Pick a multimodal embedding model and the first number anyone quotes is its ImageNet zero-shot accuracy. It is the headline on every model card, the column everyone sorts by, the figure that decided which model your team will index a million documents with. For multimodal RAG, it is close to irrelevant — and optimizing for it quietly doubles your infrastructure.
The benchmark measures the wrong job
ImageNet zero-shot accuracy asks a classification question: shown an image, can the model pick the right phrase from a fixed list of labels? That is a real skill, and the CLIP lineage is genuinely good at it. But retrieval is a different job. RAG asks the model to take a query and rank thousands of candidate passages or images by relevance, then hand the top few to a language model. A model can recognize a cat with 80% zero-shot accuracy and still be mediocre at retrieving the paragraph sitting next to the cat.
A CLIP score tells you the model can name a picture. It says nothing about whether it can find the document.
The skill RAG actually needs is twofold: strong cross-modal retrieval (a text query finds the right image, and vice versa) and strong text-to-text retrieval (a text query finds the right passage). Most corpora are mostly text with images sprinkled in. If your embedder is great cross-modal but weak text-to-text, you have not solved retrieval — you have solved a quarter of it.
Why CLIP and SigLIP leave you with two indexes
This is where the original contrastive image-text models betray a RAG pipeline. OpenAI's CLIP trains its text encoder on short web captions, and the encoder is hard-capped at 77 tokens — the positional embeddings simply do not go further.

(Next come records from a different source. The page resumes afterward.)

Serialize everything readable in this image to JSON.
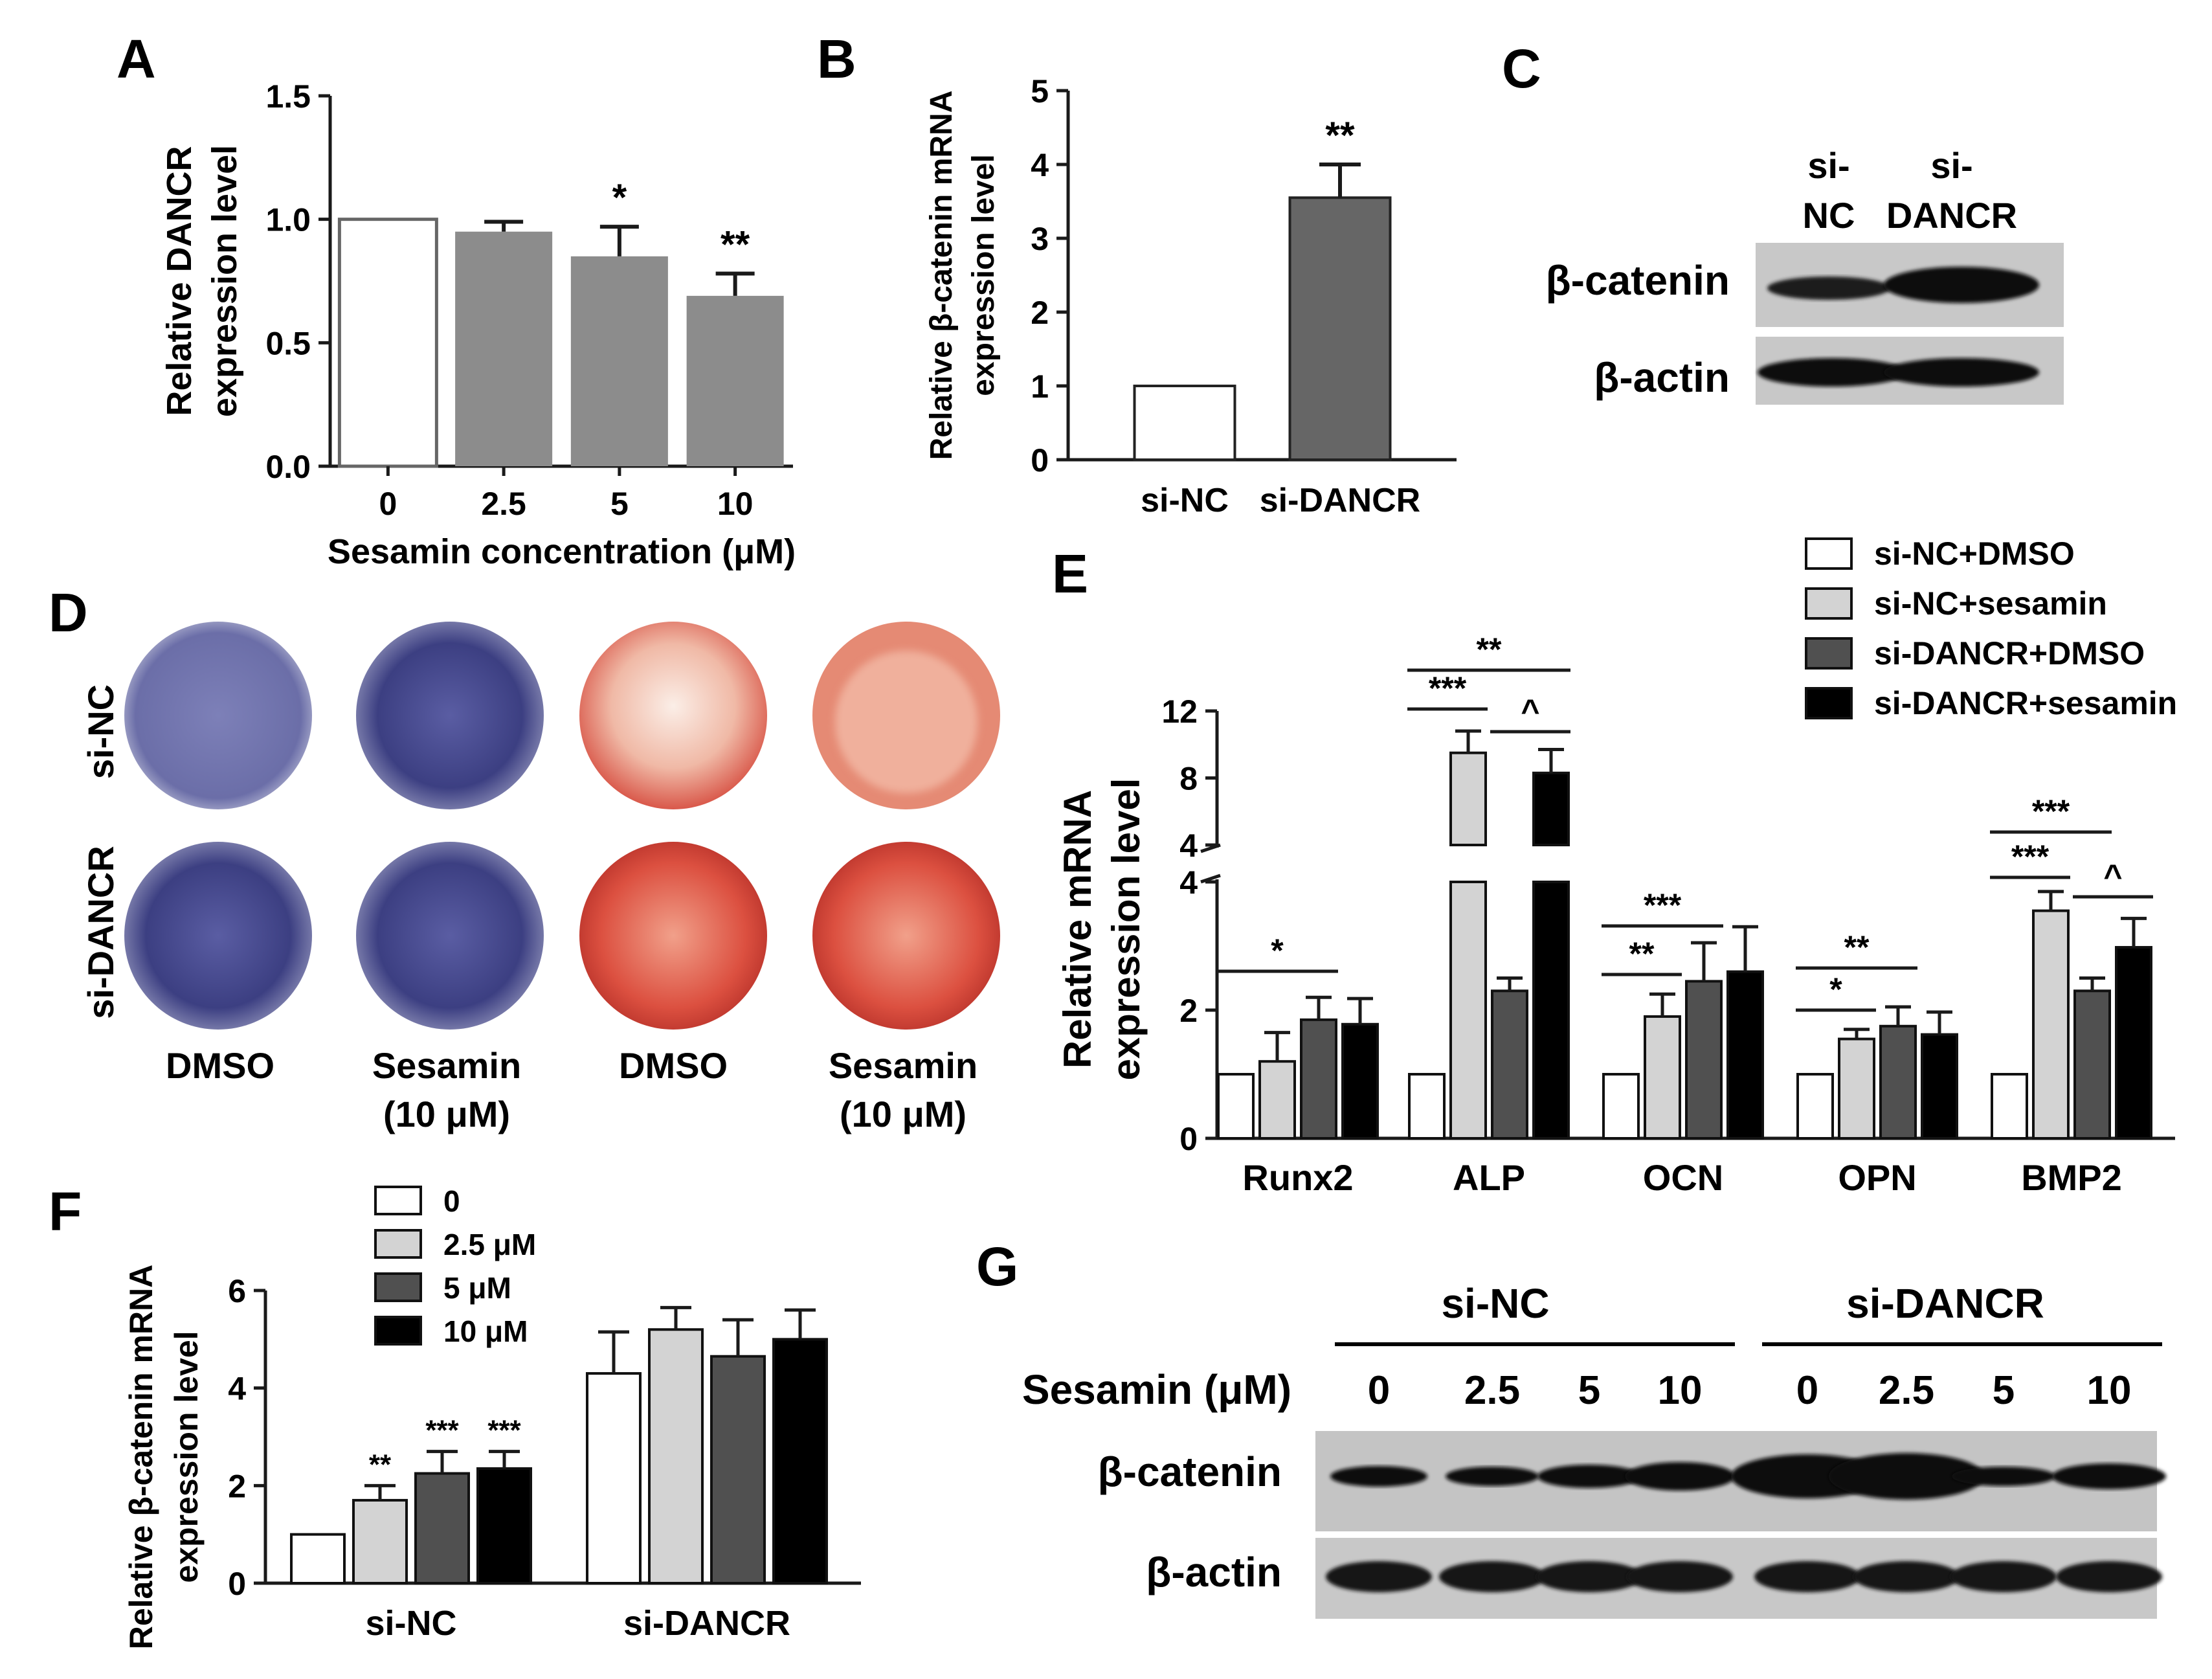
{
  "panels": {
    "A": {
      "letter": "A"
    },
    "B": {
      "letter": "B"
    },
    "C": {
      "letter": "C"
    },
    "D": {
      "letter": "D"
    },
    "E": {
      "letter": "E"
    },
    "F": {
      "letter": "F"
    },
    "G": {
      "letter": "G"
    }
  },
  "colors": {
    "white_bar": "#ffffff",
    "light_gray": "#d3d3d3",
    "mid_gray": "#8c8c8c",
    "dark_gray": "#666666",
    "darker_gray": "#505050",
    "black": "#000000",
    "axis": "#1a1a1a",
    "stain_blue": "#3c3f82",
    "stain_red": "#c8413a"
  },
  "panel_C": {
    "lanes": [
      "si-\nNC",
      "si-\nDANCR"
    ],
    "rows": [
      "β-catenin",
      "β-actin"
    ]
  },
  "panel_D": {
    "row_labels": [
      "si-NC",
      "si-DANCR"
    ],
    "col_labels": [
      "DMSO",
      "Sesamin\n(10 μM)",
      "DMSO",
      "Sesamin\n(10 μM)"
    ]
  },
  "panel_G": {
    "groups": [
      "si-NC",
      "si-DANCR"
    ],
    "treatment_label": "Sesamin (μM)",
    "doses": [
      "0",
      "2.5",
      "5",
      "10",
      "0",
      "2.5",
      "5",
      "10"
    ],
    "rows": [
      "β-catenin",
      "β-actin"
    ]
  },
  "chart_data": [
    {
      "id": "A",
      "type": "bar",
      "categories": [
        "0",
        "2.5",
        "5",
        "10"
      ],
      "values": [
        1.0,
        0.95,
        0.85,
        0.69
      ],
      "errors": [
        0,
        0.04,
        0.12,
        0.09
      ],
      "sig": [
        "",
        "",
        "*",
        "**"
      ],
      "xlabel": "Sesamin concentration (μM)",
      "ylabel": "Relative DANCR\nexpression level",
      "ylim": [
        0,
        1.5
      ],
      "yticks": [
        "0.0",
        "0.5",
        "1.0",
        "1.5"
      ]
    },
    {
      "id": "B",
      "type": "bar",
      "categories": [
        "si-NC",
        "si-DANCR"
      ],
      "values": [
        1.0,
        3.55
      ],
      "errors": [
        0,
        0.45
      ],
      "sig": [
        "",
        "**"
      ],
      "ylabel": "Relative β-catenin mRNA\nexpression level",
      "ylim": [
        0,
        5
      ],
      "yticks": [
        "0",
        "1",
        "2",
        "3",
        "4",
        "5"
      ]
    },
    {
      "id": "E",
      "type": "bar",
      "categories": [
        "Runx2",
        "ALP",
        "OCN",
        "OPN",
        "BMP2"
      ],
      "series": [
        {
          "name": "si-NC+DMSO",
          "values": [
            1.0,
            1.0,
            1.0,
            1.0,
            1.0
          ],
          "errors": [
            0,
            0,
            0,
            0,
            0
          ]
        },
        {
          "name": "si-NC+sesamin",
          "values": [
            1.2,
            9.5,
            1.9,
            1.55,
            3.55
          ],
          "errors": [
            0.45,
            1.3,
            0.35,
            0.15,
            0.3
          ]
        },
        {
          "name": "si-DANCR+DMSO",
          "values": [
            1.85,
            2.3,
            2.45,
            1.75,
            2.3
          ],
          "errors": [
            0.35,
            0.2,
            0.6,
            0.3,
            0.2
          ]
        },
        {
          "name": "si-DANCR+sesamin",
          "values": [
            1.78,
            8.3,
            2.6,
            1.62,
            2.98
          ],
          "errors": [
            0.4,
            1.4,
            0.7,
            0.35,
            0.45
          ]
        }
      ],
      "ylabel": "Relative mRNA\nexpression level",
      "axis_break": [
        4,
        4
      ],
      "ylim_lower": [
        0,
        4
      ],
      "ylim_upper": [
        4,
        12
      ],
      "yticks_lower": [
        "0",
        "2",
        "4"
      ],
      "yticks_upper": [
        "4",
        "8",
        "12"
      ],
      "legend": "top-right",
      "significance": [
        "*",
        "**",
        "***",
        "^",
        "***",
        "**",
        "**",
        "*",
        "***",
        "***",
        "^"
      ]
    },
    {
      "id": "F",
      "type": "bar",
      "categories": [
        "si-NC",
        "si-DANCR"
      ],
      "series": [
        {
          "name": "0",
          "values": [
            1.0,
            4.3
          ],
          "errors": [
            0,
            0.85
          ]
        },
        {
          "name": "2.5 μM",
          "values": [
            1.7,
            5.2
          ],
          "errors": [
            0.3,
            0.45
          ]
        },
        {
          "name": "5 μM",
          "values": [
            2.25,
            4.65
          ],
          "errors": [
            0.45,
            0.75
          ]
        },
        {
          "name": "10 μM",
          "values": [
            2.35,
            5.0
          ],
          "errors": [
            0.35,
            0.6
          ]
        }
      ],
      "sig": [
        [
          "",
          "**",
          "***",
          "***"
        ],
        [
          "",
          "",
          "",
          ""
        ]
      ],
      "ylabel": "Relative β-catenin mRNA\nexpression level",
      "ylim": [
        0,
        6
      ],
      "yticks": [
        "0",
        "2",
        "4",
        "6"
      ],
      "legend": "top-left"
    }
  ]
}
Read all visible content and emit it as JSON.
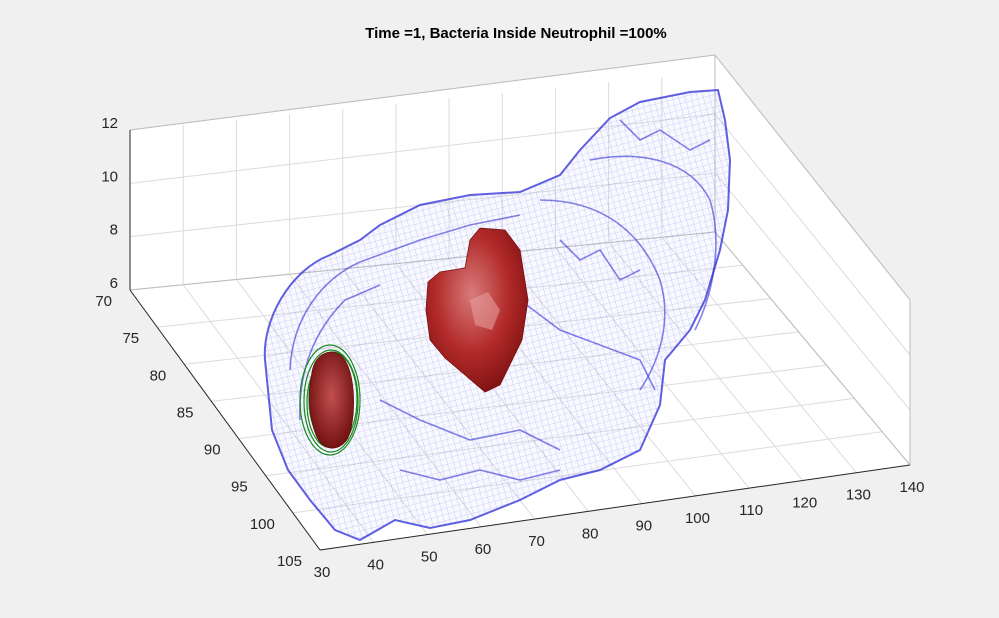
{
  "chart_data": {
    "type": "3d-isosurface",
    "title": "Time =1, Bacteria Inside Neutrophil  =100%",
    "x_ticks": [
      "30",
      "40",
      "50",
      "60",
      "70",
      "80",
      "90",
      "100",
      "110",
      "120",
      "130",
      "140"
    ],
    "y_ticks": [
      "70",
      "75",
      "80",
      "85",
      "90",
      "95",
      "100",
      "105"
    ],
    "z_ticks": [
      "6",
      "8",
      "10",
      "12"
    ],
    "xlim": [
      30,
      140
    ],
    "ylim": [
      70,
      105
    ],
    "zlim": [
      6,
      12
    ],
    "grid": true,
    "surfaces": [
      {
        "role": "outer cell mesh",
        "color": "#1a1aff"
      },
      {
        "role": "inner body",
        "color": "#a01818"
      },
      {
        "role": "bacteria contour",
        "color": "#1a8a1a"
      }
    ]
  }
}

A model trained to match "a photo of a golden retriever" to a picture never learns to embed a 600-word technical passage so that a related passage lands nearby. Its text tower is a caption matcher, not a document retriever.
SigLIP, Google's sigmoid-loss reformulation, is a better-trained model — its per-pair loss avoids the giant global batches CLIP's softmax needs, and SigLIP 2 adds multilingual data, captioning objectives, self-distillation, and strong dense features for localization and OCR. But it is still optimized for the cross-modal and classification jobs. The text tower is not the product.
The practical consequence is the part nobody benchmarks. If you standardize on CLIP or SigLIP for a corpus of documents and images, you end up running a second model — a real text embedder — for the text-to-text leg, and maintaining a second index. The "multimodal" model handles only the image leg. You wanted one model and one vector store; the benchmark talked you into two of each.
The models built to collapse the two indexes
The newer entrants treat "be good at text-to-text too" as a design requirement, not an afterthought. The tell is in the title of the Jina paper: Your CLIP Model Is Also Your Text Retriever.
- Jina CLIP v2 pairs an image tower with a genuine 8192-token, 89-language text encoder (its text tower is a full text-embedding model), trained multi-task so the same model handles cross-modal and text-to-text retrieval. It supports Matryoshka representations — you can truncate the output from 1024 dims down to 64 to trade a little accuracy for a lot of storage. The catch lives in the license, not the math: the weights are CC BY-NC 4.0, non-commercial. To ship it in a product you need a commercial license or the hosted API.
- Nomic Embed Vision v1.5 takes the other route to one index: instead of one model with two towers, it trains a vision encoder aligned to the existing latent space of Nomic Embed Text v1.5. Because the two share a space, every text embedding you already computed becomes multimodal — text queries hit image embeddings and vice versa, in the same index, with no re-embedding. Nomic reports this unified space beating OpenAI CLIP (cross-modal) and OpenAI's text-embedding-3-small (text) simultaneously — the exact both-legs win the others miss. The weights are Apache-2.0.
How to actually choose
Start from the index, not the leaderboard. If your corpus is mostly text with images and you want a single store, you need a model with a real text tower: Jina CLIP v2 if multilingual and you can live with the non-commercial license (or pay for it), Nomic Embed Vision if you want permissive weights or already run Nomic Embed Text. If you are doing pure image search or zero-shot classification with no document-retrieval leg, the classical models are fine and SigLIP 2 is the strongest of them.
And if your "documents" are really scanned PDFs — tables, figures, layout — note that this whole class embeds a whole image as one vector, which blurs dense pages. That is a different problem with a different answer: late-interaction visual document models like ColPali, or a strong text embedder fed by a good document parser. Match the embedder to the shape of the data — and stop letting a classification score pick your retrieval stack.
Architecture, context-length, language-count, and license figures are drawn from each model's paper, official announcement, or model card, cited above. Retrieval-quality claims are reported by the model makers; as always with vendor-reported numbers, treat the direction as more reliable than the decimal.